Glazed Shortbread Cutout Cookies - melt-in-your-mouth buttery crisp shortbread cookies with a beautiful (and delicious!) glaze.
Course Cookies
Cuisine American
Prep Time 1 hour
Cook Time 20 minutes
Total Time 1 hour 20 minutes
Servings 24
Calories 117 kcal
Author Chris Scheuer

Ingredients

  • For the cookies:
  • 1 cup butter softened
  • ½ cup powdered sugar
  • 1 teaspoon vanilla extract
  • 2 cups all-purpose flour
  • ¼ teaspoon salt
  • For the glaze:
  • 2 cups powdered sugar
  • 1 teaspoon vanilla extract
  • ½ teaspoon almond extract
  • 4 tablespoons milk maybe a little more
  • gel food coloring

Instructions

  1. For the cookies, preheat oven to 350˚F with the rack in the middle of the oven. Line two baking sheets with parchment paper.
  2. Beat softened butter in the bowl of an electric mixer until soft and fluffy. Add powdered sugar and vanilla and beat until smooth.
  3. Add flour and salt. Beat just until all flour is incorporated. Make sure there’s not dry flour at the bottom of the bowl.
  4. Place dough onto a piece of plastic wrap and form into a disk. Wrap well and place in refrigerator for 15 minutes. (If you end up refrigerating more than 15 minutes, let dough sit out and warm up a bit before rolling. Otherwise it will crack when you try to roll it.)
  5. Remove dough and unwrap. On a lightly floured surface roll out the dough into a ¼ inch (.6 cm) thick circle. I like to use ⅜ or ¼-inch dowels on either side of my dough as I roll it (pictured above in the post, the ¼ inch will be thinner). This keeps the dough at a perfect even thickness.
  6. Cut into rounds or other shapes using a lightly floured cookie cutter. Place on the prepared baking sheets and place in the refrigerator for about 15 minutes. (This will firm up the dough so the cookies will maintain their shape better when baked.) Bake for 15-18 minutes, or until cookies are lightly browned at the edges. If your oven does not bake evenly, exchange the pans on the racks half way through baking time. Cool cookies on a wire rack.

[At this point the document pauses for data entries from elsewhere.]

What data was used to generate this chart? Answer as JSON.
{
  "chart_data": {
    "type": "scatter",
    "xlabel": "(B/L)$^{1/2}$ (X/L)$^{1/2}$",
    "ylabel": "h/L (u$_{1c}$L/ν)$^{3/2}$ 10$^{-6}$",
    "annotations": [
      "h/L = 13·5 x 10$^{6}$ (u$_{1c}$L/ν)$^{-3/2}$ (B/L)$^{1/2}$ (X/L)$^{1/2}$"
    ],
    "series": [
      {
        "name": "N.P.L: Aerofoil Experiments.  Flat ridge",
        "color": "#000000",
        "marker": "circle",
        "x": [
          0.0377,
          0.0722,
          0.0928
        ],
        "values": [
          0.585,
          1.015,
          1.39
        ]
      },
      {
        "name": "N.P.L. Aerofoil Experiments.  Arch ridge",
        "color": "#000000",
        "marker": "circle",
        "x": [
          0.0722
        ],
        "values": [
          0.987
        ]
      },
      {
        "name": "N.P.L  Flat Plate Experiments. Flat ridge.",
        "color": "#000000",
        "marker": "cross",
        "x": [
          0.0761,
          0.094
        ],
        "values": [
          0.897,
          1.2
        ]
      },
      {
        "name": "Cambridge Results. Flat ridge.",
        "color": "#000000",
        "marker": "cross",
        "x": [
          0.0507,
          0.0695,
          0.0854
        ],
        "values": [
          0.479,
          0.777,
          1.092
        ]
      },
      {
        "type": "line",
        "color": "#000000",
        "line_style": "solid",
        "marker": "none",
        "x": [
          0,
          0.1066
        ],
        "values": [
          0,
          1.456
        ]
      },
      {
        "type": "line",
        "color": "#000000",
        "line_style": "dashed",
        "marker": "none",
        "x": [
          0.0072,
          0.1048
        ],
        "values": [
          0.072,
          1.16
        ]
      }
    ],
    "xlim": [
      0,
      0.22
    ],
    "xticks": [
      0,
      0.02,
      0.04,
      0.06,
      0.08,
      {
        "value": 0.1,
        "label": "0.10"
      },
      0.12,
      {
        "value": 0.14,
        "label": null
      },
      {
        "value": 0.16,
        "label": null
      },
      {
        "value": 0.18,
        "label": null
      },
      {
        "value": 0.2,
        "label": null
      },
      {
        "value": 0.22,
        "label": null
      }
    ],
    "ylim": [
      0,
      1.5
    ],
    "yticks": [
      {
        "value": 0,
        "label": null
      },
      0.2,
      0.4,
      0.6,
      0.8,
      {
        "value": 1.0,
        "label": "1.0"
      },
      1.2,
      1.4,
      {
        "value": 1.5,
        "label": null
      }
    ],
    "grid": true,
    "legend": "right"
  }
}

  7. Shortbread cookies with keep in an airtight container for about a week or they can be frozen.
  8. To make the glaze, combine powdered sugar, vanilla, almond extract and 3 tablespoons of the milk in a medium large bowl. Mix well and add more milk, one teaspoon at a time until a thick but drizzle-able glaze is formed. Transfer half of the glaze to a small bowl (like a soup size bowl). With a toothpick, add a small amount of gel food coloring and stir all through the icing in circular movements to form a swirly pattern. Don’t stir too much or the icing will become a solid color. Use a light hand with the gel food coloring. A little goes a long way!
  9. Dip one cookie at a time into the glaze. Let the cookie sit on the top of the glaze and gently push down at all the edges to ensure the surface of the cookie is covered with the glaze. With your thumb and forefinger, pull the cookie out of the glaze and allow the excess icing to drip off. Then quickly flip the cookie right side up and give it a gentle jiggle to allow the glaze to flow evenly over the surface. Repeat with remaining cookies. Add more of the white glaze to the bowl when needed (stir well before adding). Use a toothpick to swirl more food coloring through the glaze any time the swirly effect is getting lost. You may need to add a few more drops of milk if the glaze gets too thick. Just stir it in well and add a little more food coloring to restore the swirly effect.
  10. Allow the cookies to sit on a wire rack for a least one hour to “set” the icing. Once the icing is set, cookies can be stacked in an airtight container with wax paper or parchment paper between the layers.

Recipe Notes

* If you like to bake you might be like me and get tired of trying to cut parchment paper to the right size. I discovered these pre-cut parchment paper sheets several years ago and have never looked back. They're the perfect size for a half sheet pan and a pack lasts forever. (Unless you're a crazy cook like me - I just ran out but I must say, even for me, they lasted a long time!)

Nutrition Facts
Glazed Shortbread Cutout Cookies
Amount Per Serving
Calories 117 Calories from Fat 63
% Daily Value*
Fat 7g11%
Saturated Fat 4g25%
Cholesterol 20mg7%
Sodium 93mg4%
Potassium 16mg0%
Carbohydrates 10g3%
Fiber 0g0%
Sugar 2g2%
Protein 1g2%
Vitamin A 240IU5%
Calcium 7mg1%
Iron 0.5mg3%
* Percent Daily Values are based on a 2000 calorie diet.